Edmund Moore, who was retired from the Agency after thirty-some years, knew more about the inner workings of the CIA than just about anyone else in the world. He had been my mentor in my brief intelligence career-my “rabbi,” in intelligence argot-and he was and remained a man of rare instincts. He lived in Georgetown, in a wonderful old house, and he seemed to be busier now, since his retirement, than in his active days in the Agency: reading seemingly every biography ever published, attending meetings of CIA retirees, luncheons with old CIA cronies, testifying before Senate subcommittees, and doing a million other things I couldn’t keep track of.

“Call him,” she said.

“I’ll do better than that. If I can clear my calendar tomorrow afternoon, or the day after, I’ll fly to Washington to see him.”

“If he can spare the time to see you,” Molly said. She had begun to arouse me, no doubt her very intention, and as I leaned forward to kiss her neck, she suddenly exclaimed, “Oh, great. Now the damn puttanesca sauce is burning.”

I followed her into the kitchen, and as soon as she had turned off the burner-the sauce was now a hopeless cause-I encircled her from behind.
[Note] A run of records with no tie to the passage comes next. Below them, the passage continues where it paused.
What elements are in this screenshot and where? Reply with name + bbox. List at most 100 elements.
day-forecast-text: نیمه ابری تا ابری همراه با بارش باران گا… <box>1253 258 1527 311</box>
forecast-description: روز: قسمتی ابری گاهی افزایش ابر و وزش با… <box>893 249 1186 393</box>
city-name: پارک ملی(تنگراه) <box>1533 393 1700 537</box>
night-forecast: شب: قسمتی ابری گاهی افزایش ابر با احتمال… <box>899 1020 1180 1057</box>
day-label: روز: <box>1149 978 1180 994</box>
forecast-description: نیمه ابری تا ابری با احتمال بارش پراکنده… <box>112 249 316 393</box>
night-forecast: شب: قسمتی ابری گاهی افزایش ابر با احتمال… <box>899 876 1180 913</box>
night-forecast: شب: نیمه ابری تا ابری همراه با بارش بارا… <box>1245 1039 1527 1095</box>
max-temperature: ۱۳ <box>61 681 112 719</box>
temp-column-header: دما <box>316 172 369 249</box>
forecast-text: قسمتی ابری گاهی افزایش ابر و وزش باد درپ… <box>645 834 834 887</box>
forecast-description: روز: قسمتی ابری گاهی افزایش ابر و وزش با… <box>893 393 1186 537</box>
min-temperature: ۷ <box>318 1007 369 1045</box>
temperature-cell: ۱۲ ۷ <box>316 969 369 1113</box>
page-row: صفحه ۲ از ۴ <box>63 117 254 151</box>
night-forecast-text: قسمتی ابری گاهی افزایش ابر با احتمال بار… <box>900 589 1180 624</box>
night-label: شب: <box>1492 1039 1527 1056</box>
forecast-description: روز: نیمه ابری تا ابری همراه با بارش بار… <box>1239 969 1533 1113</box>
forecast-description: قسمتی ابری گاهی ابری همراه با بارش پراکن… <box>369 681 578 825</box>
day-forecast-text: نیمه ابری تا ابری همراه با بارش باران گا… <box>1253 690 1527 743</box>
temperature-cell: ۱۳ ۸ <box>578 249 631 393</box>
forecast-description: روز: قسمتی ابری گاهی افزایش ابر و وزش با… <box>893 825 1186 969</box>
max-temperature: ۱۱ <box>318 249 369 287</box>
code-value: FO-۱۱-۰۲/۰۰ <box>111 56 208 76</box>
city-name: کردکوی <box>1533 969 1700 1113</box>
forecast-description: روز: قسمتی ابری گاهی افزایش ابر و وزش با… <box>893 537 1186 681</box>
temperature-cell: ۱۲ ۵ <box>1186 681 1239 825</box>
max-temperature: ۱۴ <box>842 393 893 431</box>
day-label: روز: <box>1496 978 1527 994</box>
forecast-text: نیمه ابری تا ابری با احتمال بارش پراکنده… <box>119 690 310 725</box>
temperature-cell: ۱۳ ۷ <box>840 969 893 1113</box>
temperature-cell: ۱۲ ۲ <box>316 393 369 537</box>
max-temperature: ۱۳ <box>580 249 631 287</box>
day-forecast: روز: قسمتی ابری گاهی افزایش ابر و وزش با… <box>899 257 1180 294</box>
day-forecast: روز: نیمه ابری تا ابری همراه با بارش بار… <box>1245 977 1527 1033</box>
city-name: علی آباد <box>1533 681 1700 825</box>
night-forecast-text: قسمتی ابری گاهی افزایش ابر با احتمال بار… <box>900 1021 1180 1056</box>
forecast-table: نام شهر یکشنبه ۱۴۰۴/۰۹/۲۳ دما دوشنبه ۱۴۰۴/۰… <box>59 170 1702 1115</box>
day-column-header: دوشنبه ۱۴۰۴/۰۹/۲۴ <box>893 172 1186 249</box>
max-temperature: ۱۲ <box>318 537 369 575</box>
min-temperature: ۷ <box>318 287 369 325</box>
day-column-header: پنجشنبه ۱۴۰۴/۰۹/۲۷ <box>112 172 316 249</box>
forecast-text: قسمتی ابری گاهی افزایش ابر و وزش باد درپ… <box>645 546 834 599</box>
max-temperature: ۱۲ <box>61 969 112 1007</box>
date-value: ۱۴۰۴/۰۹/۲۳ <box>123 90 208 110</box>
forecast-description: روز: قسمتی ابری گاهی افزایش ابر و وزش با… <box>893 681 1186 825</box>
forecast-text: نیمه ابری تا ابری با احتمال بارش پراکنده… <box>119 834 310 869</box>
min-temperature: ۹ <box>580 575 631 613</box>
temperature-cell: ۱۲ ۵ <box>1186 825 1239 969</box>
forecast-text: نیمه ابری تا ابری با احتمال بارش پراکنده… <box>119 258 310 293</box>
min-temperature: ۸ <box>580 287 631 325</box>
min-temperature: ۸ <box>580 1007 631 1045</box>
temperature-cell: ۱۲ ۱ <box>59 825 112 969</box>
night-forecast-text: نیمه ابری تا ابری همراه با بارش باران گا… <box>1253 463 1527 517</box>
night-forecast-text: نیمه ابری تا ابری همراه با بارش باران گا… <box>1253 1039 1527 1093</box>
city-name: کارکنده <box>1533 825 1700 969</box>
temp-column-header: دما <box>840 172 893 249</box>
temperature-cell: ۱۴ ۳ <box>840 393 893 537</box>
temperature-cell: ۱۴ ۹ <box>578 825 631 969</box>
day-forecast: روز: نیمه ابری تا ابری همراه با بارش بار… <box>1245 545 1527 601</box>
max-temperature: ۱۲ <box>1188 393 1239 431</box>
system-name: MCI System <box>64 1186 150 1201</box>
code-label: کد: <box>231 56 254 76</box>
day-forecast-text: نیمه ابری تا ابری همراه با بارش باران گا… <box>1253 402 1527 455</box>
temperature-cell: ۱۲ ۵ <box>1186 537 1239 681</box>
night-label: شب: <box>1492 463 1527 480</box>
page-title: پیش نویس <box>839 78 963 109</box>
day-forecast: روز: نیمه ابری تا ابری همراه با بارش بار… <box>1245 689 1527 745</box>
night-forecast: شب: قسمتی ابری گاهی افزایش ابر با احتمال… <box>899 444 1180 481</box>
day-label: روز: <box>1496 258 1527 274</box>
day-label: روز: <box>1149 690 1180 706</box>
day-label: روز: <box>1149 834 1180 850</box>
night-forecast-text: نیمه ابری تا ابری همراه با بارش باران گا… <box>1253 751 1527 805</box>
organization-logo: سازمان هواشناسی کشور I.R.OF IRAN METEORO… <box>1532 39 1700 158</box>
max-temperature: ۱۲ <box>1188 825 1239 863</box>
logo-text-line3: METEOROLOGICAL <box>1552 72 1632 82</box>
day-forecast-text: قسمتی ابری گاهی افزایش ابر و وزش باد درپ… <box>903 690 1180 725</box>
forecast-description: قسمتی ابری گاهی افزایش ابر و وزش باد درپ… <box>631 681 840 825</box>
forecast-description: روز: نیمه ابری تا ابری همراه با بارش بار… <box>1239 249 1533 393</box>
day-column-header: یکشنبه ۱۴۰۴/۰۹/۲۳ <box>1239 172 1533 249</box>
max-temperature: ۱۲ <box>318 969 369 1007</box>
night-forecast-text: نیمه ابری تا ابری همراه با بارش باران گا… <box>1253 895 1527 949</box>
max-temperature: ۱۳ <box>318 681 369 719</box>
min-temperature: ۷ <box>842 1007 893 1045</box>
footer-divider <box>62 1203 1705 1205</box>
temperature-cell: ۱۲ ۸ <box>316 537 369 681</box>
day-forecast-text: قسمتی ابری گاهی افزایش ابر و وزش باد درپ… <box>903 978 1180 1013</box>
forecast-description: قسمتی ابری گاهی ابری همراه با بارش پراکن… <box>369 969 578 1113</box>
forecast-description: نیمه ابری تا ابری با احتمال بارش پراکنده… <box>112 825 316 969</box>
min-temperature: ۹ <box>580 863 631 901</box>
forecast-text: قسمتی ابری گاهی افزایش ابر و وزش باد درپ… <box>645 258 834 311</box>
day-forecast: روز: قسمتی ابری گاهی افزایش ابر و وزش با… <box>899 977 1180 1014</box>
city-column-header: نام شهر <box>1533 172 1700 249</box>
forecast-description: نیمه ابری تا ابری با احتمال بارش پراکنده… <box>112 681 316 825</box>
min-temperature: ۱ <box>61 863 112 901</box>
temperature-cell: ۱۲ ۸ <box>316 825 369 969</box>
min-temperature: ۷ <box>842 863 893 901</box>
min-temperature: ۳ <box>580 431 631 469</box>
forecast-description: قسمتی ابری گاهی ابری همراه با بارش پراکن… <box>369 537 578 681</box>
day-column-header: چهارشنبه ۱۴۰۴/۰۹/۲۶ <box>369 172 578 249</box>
Things were so charged between us that with a little nudge in either direction, we could be embroiled in an endless argument, or…

I kissed her right ear and made my way slowly downward, and we began to make love on the floor of the sitting room, plaster dust or no plaster dust, pausing only long enough for Molly to go find her diaphragm and put it in.

That evening I called Edmund Moore, who delightedly invited me to join him and his wife for a simple dinner at their home the next evening.

The next afternoon, having postponed three eminently postponable meetings, I caught the Delta shuttle to Washington National Airport, and as dusk began to settle over Georgetown, my taxi crossed the Key Bridge, rattled over the cobblestones of N Street, and pulled up to the wrought-iron fence in front of Edmund Moore’s town house.

THREE

Edmund Moore’s library, in which we sat after dinner, was a magnificent two-story affair lined with shelves of oak inset with cherry. The second tier was ringed with a catwalk; several library ladders rested against the first-tier cases. In the dim lighting the room seemed to glow amber. Moore had one of the finest personal libraries I had ever seen, which included an impressive collection of books about espionage and intelligence. Some of them were accounts by Soviet and East Bloc defectors, which Ed Moore had placed with American and British publishers, in the years when the CIA did such things. (Openly, anyway.) Entire bookcases were devoted to the works of Carlyle, Dickens, Ruskin. They had the look of those books you could purchase by the yard from an interior decorator to simulate the look of an old baronial library, but I knew that Ed Moore had painstakingly collected them all at auctions and in bookshops in Paris and London, and in secondhand stores and barns throughout the U.S., and no doubt had read them all, at one time or another.